I ran the Serial Event example, and it runs fine...

Where is the operation system ?
An exit() closes the program to return to the operating system. You should not use the exit() function with an Arduino.

Do you have the Adafruit BME280 module, which is specifically designed to be compatible with 5V and 3.3V I2C busses.
If not, then you might need to add a level shifter.
The Arduino Mega 2560 has onboard pullup resistors of 10k for SDA and SCL to 5V. The newer Bosch sensors really don’t like 5V at their SDA and SCL pins (even if it is via a 10k resistor).

We don’t use Serial.event(). It has no advantages. You can put that code in the loop() and it will do the same thing.

The Serial.parseInt() might read a number, then the next Serial.parseInt() might read a Carriage Return or LineFeed and return zero. You read a zero as a command. Can you change that ?

When you send a command to a sketch, then you have to deal with it just once. You need to clear the command.

I suggest to put the code from Serial.Event() in the loop(), remove the exit(), think about the code structure.
Remember that the loop() runs over and over again. Don’t fight that with a exit(), embrace it :wink: Check if something needs to be done.

void loop()
{
  check the serial input, should I read data ?

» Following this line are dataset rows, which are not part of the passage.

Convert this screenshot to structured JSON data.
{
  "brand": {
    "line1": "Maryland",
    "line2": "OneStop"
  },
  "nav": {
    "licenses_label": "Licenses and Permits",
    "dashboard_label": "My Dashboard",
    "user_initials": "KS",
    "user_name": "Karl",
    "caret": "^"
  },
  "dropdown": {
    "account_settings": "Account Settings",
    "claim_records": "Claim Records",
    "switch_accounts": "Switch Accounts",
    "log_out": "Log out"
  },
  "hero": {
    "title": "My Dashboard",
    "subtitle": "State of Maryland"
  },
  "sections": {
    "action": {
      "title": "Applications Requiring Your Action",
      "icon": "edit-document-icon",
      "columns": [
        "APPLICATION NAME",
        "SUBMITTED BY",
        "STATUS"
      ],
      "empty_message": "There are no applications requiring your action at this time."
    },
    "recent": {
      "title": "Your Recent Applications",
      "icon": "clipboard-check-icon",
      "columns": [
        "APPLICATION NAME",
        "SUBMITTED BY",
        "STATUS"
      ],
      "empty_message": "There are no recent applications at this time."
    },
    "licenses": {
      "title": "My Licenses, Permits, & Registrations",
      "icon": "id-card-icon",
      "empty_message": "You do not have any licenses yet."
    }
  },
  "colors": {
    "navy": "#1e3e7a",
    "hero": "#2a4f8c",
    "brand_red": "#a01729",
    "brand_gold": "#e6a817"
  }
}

  check if it is time to blink a led.

  check a button.
  
  and so on
}

zzb2017: why would the program not read my input?

Does "my input" mean what you type in the serial monitor? I that case, check if the box next to the baud rate selector (in the serial monitor) shows "Newline" or "Both NL & CR".

BTW: you must press "Enter" to send (a) character(s)!